New Classes on Madrid, Shakespeare’s London Popular with Students
06/24/2022
By Katharine Webster
After two years of canceled or limited study abroad, the Honors College added two new international experiences this year to meet student demand.
One was Shakespeare’s London, taught by English Assoc. Teaching Prof. Kevin Petersen. He and Honors College Assistant Director Erin Maitland took 17 students to London and Stratford-upon-Avon, Shakespeare’s birthplace and home to the Royal Shakespeare Theatre, for two weeks in early summer.
Madison Feudo, a rising junior majoring in peace and conflict studies, says the play they saw in Stratford, “Henry VI,” and “Much Ado About Nothing,” which they saw at Shakespeare’s Globe in London, were the highlights of the experience.
“I cried at the end of ‘Much Ado About Nothing,’ it was so good!” she says. “Sometimes, you can see a Shakespeare play and you don’t understand a word of it ... but the actors did a fantastic job of bridging the gap between Shakespeare’s time and now.”
The new classes are in addition to two honors study abroad experiences that have run for several years: three weeks in San Sebastian, Spain, during the summer, studying Basque history and culture and taking Spanish language classes (three sections each summer), and a study abroad program in Cuba over the winter intersession. Both are taught by Zabalbeascoa.

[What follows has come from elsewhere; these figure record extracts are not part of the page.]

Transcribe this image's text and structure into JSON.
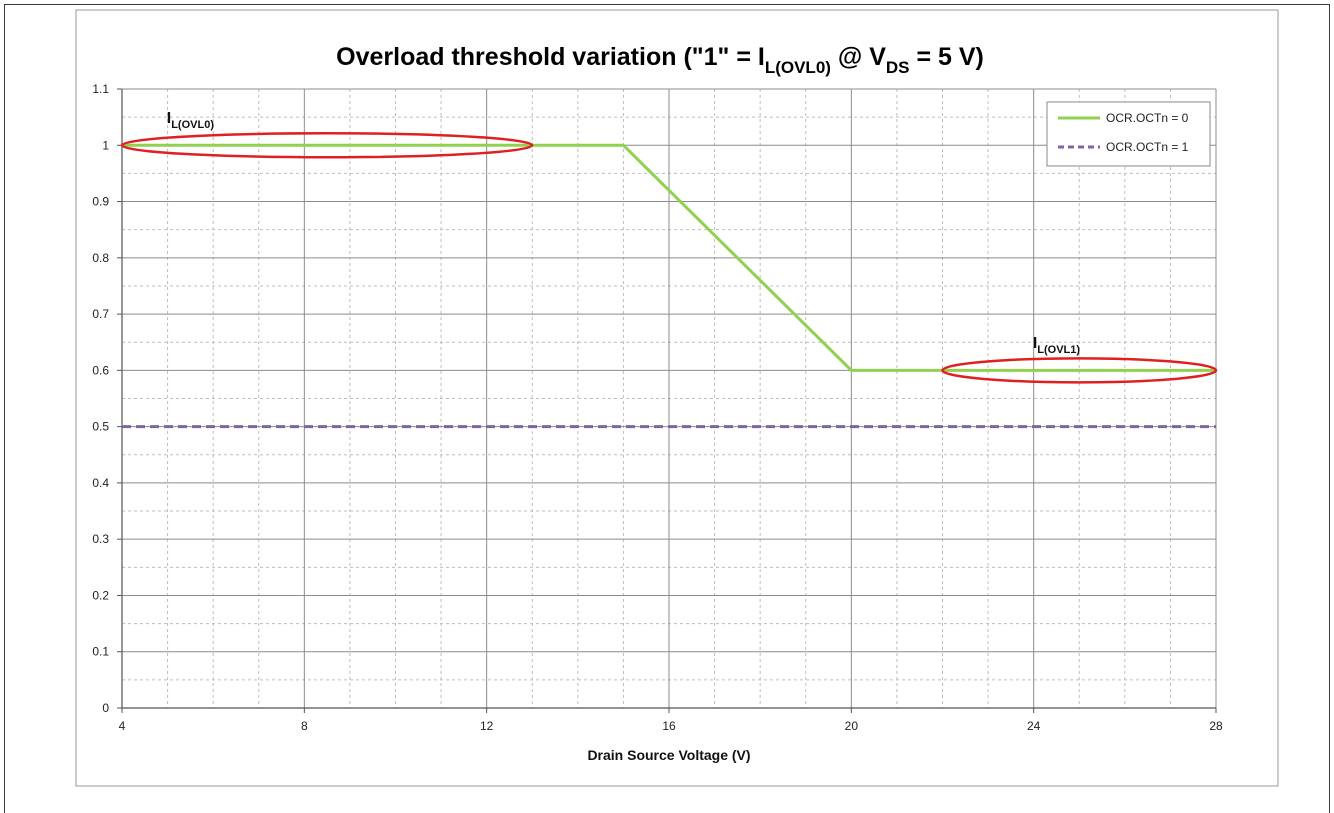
{
  "chart_data": {
    "type": "line",
    "title": {
      "main": "Overload threshold variation (\"1\" = I",
      "sub1": "L(OVL0)",
      "mid": " @ V",
      "sub2": "DS",
      "end": " = 5 V)"
    },
    "xlabel": "Drain Source Voltage (V)",
    "ylabel": "",
    "xlim": [
      4,
      28
    ],
    "ylim": [
      0,
      1.1
    ],
    "x_ticks": [
      4,
      8,
      12,
      16,
      20,
      24,
      28
    ],
    "x_tick_labels": [
      "4",
      "8",
      "12",
      "16",
      "20",
      "24",
      "28"
    ],
    "y_ticks": [
      0,
      0.1,
      0.2,
      0.3,
      0.4,
      0.5,
      0.6,
      0.7,
      0.8,
      0.9,
      1,
      1.1
    ],
    "y_tick_labels": [
      "0",
      "0.1",
      "0.2",
      "0.3",
      "0.4",
      "0.5",
      "0.6",
      "0.7",
      "0.8",
      "0.9",
      "1",
      "1.1"
    ],
    "x_minor_step": 1,
    "y_minor_step": 0.05,
    "grid": true,
    "legend_position": "top-right",
    "series": [
      {
        "name": "OCR.OCTn = 0",
        "color": "#92d050",
        "style": "solid",
        "x": [
          4,
          15,
          20,
          28
        ],
        "y": [
          1,
          1,
          0.6,
          0.6
        ]
      },
      {
        "name": "OCR.OCTn = 1",
        "color": "#8064a2",
        "style": "dashed",
        "x": [
          4,
          28
        ],
        "y": [
          0.5,
          0.5
        ]
      }
    ],
    "annotations": [
      {
        "main": "I",
        "sub": "L(OVL0)",
        "x": 5.5,
        "y": 1.04
      },
      {
        "main": "I",
        "sub": "L(OVL1)",
        "x": 24.5,
        "y": 0.64
      }
    ],
    "highlight_ellipses": [
      {
        "color": "#e02020",
        "x_range": [
          4,
          13
        ],
        "y": 1
      },
      {
        "color": "#e02020",
        "x_range": [
          22,
          28
        ],
        "y": 0.6
      }
    ]
  }
}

Honors College Dean Jenifer Whitten-Woodring says she is looking for more faculty interested in partnering on new courses with the Honors College and Fern MacKinnon, director of international experiences and study abroad. She hopes to add one per year for the next few years.

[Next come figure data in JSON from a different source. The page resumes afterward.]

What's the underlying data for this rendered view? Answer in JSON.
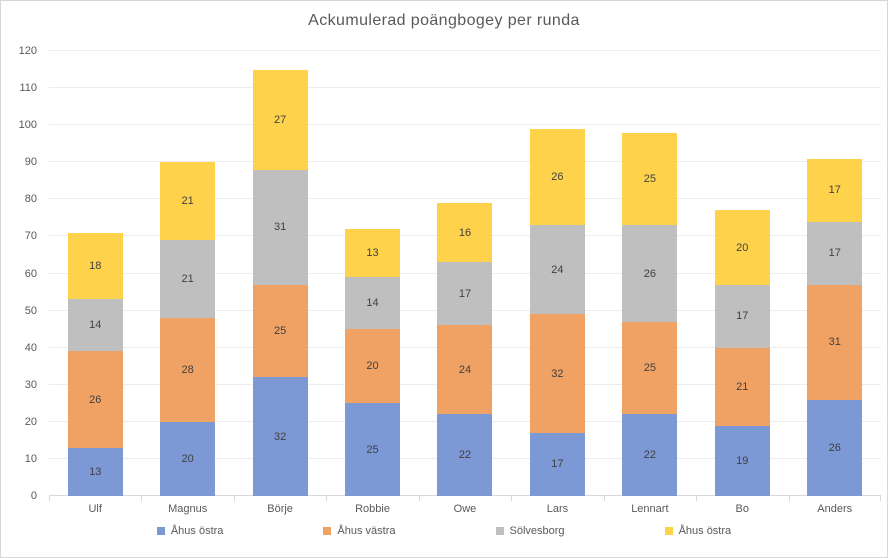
{
  "chart_data": {
    "type": "bar",
    "stacked": true,
    "title": "Ackumulerad poängbogey per runda",
    "categories": [
      "Ulf",
      "Magnus",
      "Börje",
      "Robbie",
      "Owe",
      "Lars",
      "Lennart",
      "Bo",
      "Anders"
    ],
    "series": [
      {
        "name": "Åhus östra",
        "color": "#7c99d5",
        "values": [
          13,
          20,
          32,
          25,
          22,
          17,
          22,
          19,
          26
        ]
      },
      {
        "name": "Åhus västra",
        "color": "#f0a264",
        "values": [
          26,
          28,
          25,
          20,
          24,
          32,
          25,
          21,
          31
        ]
      },
      {
        "name": "Sölvesborg",
        "color": "#bfbfbf",
        "values": [
          14,
          21,
          31,
          14,
          17,
          24,
          26,
          17,
          17
        ]
      },
      {
        "name": "Åhus östra",
        "color": "#ffd24c",
        "values": [
          18,
          21,
          27,
          13,
          16,
          26,
          25,
          20,
          17
        ]
      }
    ],
    "totals": [
      71,
      90,
      115,
      72,
      79,
      99,
      98,
      77,
      91
    ],
    "ylim": [
      0,
      120
    ],
    "yticks": [
      0,
      10,
      20,
      30,
      40,
      50,
      60,
      70,
      80,
      90,
      100,
      110,
      120
    ],
    "grid": true,
    "legend_position": "bottom",
    "data_labels": true
  },
  "colors": {
    "title_text": "#595959",
    "axis_text": "#595959",
    "data_label_text": "#404040",
    "gridline": "#ececec",
    "axis_line": "#d9d9d9",
    "frame_border": "#d7d7d7",
    "background": "#ffffff"
  }
}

“Honors study abroad programs are always in high demand – we always fill them, and in the past, we’ve sometimes had to turn students away because there weren’t enough course openings,” she says. “Study abroad is such a wonderful opportunity for our students. Many have never had a chance to leave the United States, and we want to be as inclusive as we can.”
Warren, a commuter student who just finished her first year at UML, didn’t know anyone else who had signed up, so she was both excited and nervous before traveling – and a little overwhelmed during the first few days in London, a “go, go, go” city.

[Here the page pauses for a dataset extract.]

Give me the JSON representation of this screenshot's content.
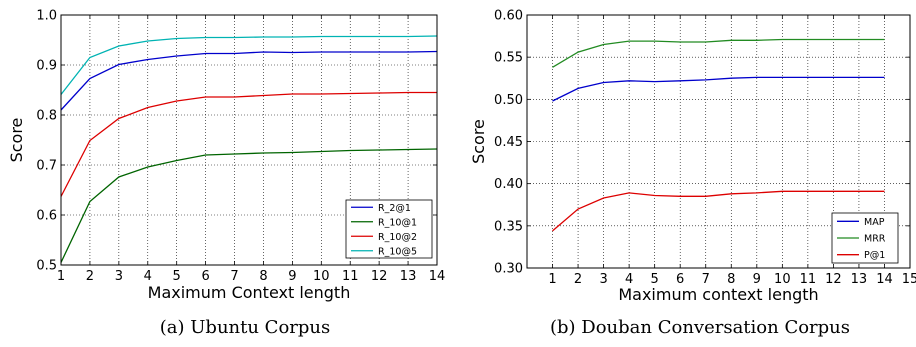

But she quickly made friends with the other students, figured out the map of the London Underground rapid transit system and acted as navigator whenever a small group went off on their own to visit a museum, park or historic site.
She says she gained confidence in her ability to travel independently while also making good friends, a realization that struck her as she and a group of students walked to the Underground after “Much Ado About Nothing.”
“It was nice to have a group of people to share the experience with,” she says. “I think we’ll be friends into the fall, and hopefully beyond.”
Students in honors study abroad courses must write papers before or after the international experience, as well as one or more blog posts during travel. Among other assignments, those in the Madrid class had to research and write about Ernest Hemingway’s relationship with Madrid before the travel portion of the course.
Those assignments made the study abroad experience both broader and more meaningful, says Mina Lam, a rising senior business major and the campus’s incoming student trustee.
“Because of that list, we got to experience a lot more,” she says. “And it was really nice to see the places we’d written about. When you see everything with your own eyes, it’s very different.”
Nick Trunfio, a business major with a minor in history, says he was fascinated by the historical information provided by their formal guides – and was shocked at the near-absence of monuments in Madrid commemorating the Spanish Civil War.
That made an excursion to the Valley of the Fallen, established by the late dictator Francisco Franco to memorialize the Nationalist dead, but where Republicans also lie buried in mass graves, especially poignant, he says.
For business major Maddie Gear, already an experienced traveler, the highlight of the Madrid experience was a day trip to Segovia, a city with a Roman aqueduct, a historic cathedral and the castle that Walt Disney used as a model for the one in “Snow White and the Seven Dwarfs.”
She said the 10 days abroad felt like 20 days because the students crammed so much in, including an excursion to a flamenco class organized by math major Stephanie Guglielmo.
“My main takeaway from this trip stems from something Prof. Zabalbeascoa said: ‘The more you put into studying abroad, the more open you are, the more adventurous you are and the more you listen, the more you’ll take away from it,’” Gear says.
“At first I thought it was kind of cheesy, but during that week, I began to experience what he meant,” she says.
“And I’ve definitely taken that home with me, because why would I only be open-minded while traveling when I could get more out of life every day?”